If you'd be open to it, I'd genuinely like to talk more. Do try it out for yourself. Clinician input on what that study should look like is worth more to us right now than another feature. Either way, thank you for this one.
Node Health
Nice idea, always hate having to fill in a long form when entering a new clinic. Although when filling in these forms I usually share a lot of personal and health data. How do you ensure that my data remains completely private and is not used by whichever LLM you are using in the background? Do you store the data coming in on your own server as well, as it has to be passed on to the healthcare provider somehow?
ChikitAI
@renhuldt Thanks Ben. Just like, your physically filled details are kept securedly by Hospitals, our system provisions the same structure. The data shared by the patients are PII and are kept stored securely by the Hospitals within their infra. We don't send patient data to a third-party LLM. Our own clinical-grade LLMs are deployed as independent instances for the healthcare providers. Models train where the data already lives, inside the provider's environment. What travels back is model weights, not patient records. Every new deployment makes the model better without a single record leaving the institution. Nothing is aggregated into a central pool for training.
Would love to know, What's Node Health's approach to this? Curious whether you're seeing the same resistance to data centralisation, or whether it plays differently in your market.

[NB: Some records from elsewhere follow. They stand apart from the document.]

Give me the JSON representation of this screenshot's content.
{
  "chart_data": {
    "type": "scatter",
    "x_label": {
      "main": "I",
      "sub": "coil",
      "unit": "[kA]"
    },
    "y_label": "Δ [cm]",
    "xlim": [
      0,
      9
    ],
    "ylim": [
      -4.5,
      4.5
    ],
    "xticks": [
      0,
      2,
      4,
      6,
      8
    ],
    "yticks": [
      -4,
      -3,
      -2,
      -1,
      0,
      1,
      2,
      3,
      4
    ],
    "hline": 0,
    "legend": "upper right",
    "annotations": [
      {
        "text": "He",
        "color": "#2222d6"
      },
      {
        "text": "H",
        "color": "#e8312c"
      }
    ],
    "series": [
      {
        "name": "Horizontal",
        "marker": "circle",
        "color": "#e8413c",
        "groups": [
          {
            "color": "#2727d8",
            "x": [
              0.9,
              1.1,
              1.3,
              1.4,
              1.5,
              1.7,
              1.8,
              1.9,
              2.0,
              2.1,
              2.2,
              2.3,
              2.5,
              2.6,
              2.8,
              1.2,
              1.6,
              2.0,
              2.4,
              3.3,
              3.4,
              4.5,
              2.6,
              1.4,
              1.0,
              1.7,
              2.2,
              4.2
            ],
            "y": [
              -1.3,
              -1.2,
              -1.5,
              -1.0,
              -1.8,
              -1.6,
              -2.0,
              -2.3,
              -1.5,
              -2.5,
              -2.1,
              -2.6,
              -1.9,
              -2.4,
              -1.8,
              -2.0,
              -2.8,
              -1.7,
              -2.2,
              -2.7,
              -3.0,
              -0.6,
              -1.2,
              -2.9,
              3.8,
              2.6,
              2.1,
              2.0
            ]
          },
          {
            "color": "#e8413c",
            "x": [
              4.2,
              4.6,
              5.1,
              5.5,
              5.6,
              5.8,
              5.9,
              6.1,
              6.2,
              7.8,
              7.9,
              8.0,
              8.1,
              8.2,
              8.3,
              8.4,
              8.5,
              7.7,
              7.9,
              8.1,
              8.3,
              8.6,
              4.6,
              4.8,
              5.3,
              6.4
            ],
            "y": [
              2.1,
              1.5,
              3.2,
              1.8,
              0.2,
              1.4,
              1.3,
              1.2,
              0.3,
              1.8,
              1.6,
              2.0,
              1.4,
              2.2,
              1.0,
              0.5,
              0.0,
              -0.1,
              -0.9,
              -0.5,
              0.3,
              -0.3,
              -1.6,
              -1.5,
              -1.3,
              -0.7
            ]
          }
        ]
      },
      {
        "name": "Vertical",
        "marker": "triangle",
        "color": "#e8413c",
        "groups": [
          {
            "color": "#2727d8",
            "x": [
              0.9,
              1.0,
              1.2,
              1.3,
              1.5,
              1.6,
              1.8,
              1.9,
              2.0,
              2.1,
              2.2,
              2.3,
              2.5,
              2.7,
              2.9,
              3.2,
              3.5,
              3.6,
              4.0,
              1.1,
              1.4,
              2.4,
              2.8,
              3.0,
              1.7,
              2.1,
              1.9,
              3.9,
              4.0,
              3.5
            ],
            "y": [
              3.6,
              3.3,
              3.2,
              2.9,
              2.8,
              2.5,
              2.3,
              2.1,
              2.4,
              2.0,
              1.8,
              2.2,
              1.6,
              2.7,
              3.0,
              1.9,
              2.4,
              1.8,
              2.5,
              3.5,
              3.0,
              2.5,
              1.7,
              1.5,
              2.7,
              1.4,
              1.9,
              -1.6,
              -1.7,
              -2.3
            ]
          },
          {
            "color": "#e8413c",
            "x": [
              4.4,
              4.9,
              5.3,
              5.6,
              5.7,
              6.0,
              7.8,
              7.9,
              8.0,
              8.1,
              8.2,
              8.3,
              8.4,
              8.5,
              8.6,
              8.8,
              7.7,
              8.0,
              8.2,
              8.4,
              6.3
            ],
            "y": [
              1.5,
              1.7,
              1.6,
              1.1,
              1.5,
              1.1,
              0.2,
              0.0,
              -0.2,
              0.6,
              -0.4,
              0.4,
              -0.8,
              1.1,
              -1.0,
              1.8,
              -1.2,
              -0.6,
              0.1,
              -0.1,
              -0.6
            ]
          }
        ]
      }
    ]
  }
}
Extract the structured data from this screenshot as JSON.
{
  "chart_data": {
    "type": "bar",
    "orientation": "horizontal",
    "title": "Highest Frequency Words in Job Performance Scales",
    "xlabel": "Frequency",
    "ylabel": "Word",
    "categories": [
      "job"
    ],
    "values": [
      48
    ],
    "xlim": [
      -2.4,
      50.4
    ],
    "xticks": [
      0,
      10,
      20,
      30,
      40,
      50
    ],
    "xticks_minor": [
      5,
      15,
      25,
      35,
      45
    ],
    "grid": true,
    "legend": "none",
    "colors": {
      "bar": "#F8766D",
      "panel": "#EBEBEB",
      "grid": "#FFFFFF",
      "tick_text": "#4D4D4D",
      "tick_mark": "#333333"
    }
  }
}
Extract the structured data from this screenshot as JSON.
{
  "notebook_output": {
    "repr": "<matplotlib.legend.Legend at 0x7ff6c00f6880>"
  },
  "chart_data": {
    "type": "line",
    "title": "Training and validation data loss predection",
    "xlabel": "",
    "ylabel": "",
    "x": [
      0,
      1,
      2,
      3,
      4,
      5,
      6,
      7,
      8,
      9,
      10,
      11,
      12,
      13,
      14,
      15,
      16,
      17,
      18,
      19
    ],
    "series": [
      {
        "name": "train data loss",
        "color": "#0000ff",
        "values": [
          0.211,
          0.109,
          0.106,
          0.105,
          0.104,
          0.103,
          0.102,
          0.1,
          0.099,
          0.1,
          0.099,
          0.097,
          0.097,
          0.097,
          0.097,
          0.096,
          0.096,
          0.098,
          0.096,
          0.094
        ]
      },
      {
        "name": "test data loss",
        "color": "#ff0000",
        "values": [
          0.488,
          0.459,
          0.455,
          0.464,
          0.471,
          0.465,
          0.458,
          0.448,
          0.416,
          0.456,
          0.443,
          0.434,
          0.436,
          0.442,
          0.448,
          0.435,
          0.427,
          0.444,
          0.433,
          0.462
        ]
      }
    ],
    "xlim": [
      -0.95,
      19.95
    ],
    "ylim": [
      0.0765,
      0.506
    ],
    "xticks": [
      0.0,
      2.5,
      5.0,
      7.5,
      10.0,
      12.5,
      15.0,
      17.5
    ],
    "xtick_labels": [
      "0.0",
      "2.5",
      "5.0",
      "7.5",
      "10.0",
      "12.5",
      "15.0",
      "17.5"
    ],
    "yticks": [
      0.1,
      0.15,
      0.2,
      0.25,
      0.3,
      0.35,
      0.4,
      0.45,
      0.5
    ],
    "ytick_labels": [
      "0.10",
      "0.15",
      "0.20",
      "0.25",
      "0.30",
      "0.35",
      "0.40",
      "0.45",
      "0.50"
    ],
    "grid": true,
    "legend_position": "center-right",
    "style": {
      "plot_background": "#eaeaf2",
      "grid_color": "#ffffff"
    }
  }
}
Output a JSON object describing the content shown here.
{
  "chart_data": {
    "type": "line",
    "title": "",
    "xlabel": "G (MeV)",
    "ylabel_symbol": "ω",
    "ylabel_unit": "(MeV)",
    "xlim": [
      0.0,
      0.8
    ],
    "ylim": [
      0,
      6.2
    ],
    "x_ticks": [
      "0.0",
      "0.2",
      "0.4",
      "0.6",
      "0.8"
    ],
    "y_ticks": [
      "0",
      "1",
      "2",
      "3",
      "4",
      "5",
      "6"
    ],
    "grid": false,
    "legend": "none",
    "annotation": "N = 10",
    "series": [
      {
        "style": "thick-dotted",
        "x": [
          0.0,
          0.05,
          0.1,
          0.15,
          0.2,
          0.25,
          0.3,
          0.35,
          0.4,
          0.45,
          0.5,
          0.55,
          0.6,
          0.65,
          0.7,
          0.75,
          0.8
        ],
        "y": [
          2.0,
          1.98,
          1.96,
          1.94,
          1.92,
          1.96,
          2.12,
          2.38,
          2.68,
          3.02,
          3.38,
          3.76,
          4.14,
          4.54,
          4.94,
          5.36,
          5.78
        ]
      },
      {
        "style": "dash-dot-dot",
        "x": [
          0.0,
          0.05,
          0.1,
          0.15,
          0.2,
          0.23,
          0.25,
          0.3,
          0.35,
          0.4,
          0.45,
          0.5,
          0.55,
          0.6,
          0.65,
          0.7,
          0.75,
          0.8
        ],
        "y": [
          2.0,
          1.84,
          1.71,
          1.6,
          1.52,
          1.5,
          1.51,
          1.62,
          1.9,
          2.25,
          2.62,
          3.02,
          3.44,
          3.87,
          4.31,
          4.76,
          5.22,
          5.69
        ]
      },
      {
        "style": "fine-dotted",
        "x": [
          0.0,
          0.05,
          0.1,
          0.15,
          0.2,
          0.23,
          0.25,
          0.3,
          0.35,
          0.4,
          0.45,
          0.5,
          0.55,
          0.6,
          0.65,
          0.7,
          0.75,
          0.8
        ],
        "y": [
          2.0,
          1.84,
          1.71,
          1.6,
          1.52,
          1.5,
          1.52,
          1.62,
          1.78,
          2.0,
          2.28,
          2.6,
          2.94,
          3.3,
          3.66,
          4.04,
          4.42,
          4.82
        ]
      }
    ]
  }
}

One thing I'd love to see is multilingual support built in from the start, not as an afterthought. Healthcare serves incredibly diverse communities, and having intake conversations in a patient's preferred language right out of the box would make a real difference for accessibility and trust, especially for elderly or non-native English speakers who often struggle with current intake forms.
ChikitAI
@lknursafalge6s Thanks for the comment IIknur. You are spot on with identifying the language barrier at the very entry point of care. Forms, explaining the symptoms with their respective cultural context are major barriers for the physicians to get a full picture of the underlying case. Thats why Multilingual isn't a layer we added on top. It's where we started. The reason is that most systems treat language as a translation problem. Patient speaks, text gets converted to English, then the clinical model reasons over the English. But meaning leaks at that seam. People describe pain, duration, and severity through idiom that doesn't survive translation. By the time the model sees it, the nuance is already gone, and the model is reasoning confidently over a degraded input. So our clinical LLMs convert the patient's own language directly into medical terminology, no English hop in the middle. The reasoning happens on what they actually said. Voice input is part of this too, for anyone who finds forms hard for reasons that have nothing to do with language.
Curious which languages or communities you had in mind? Genuinely useful input for how we prioritise.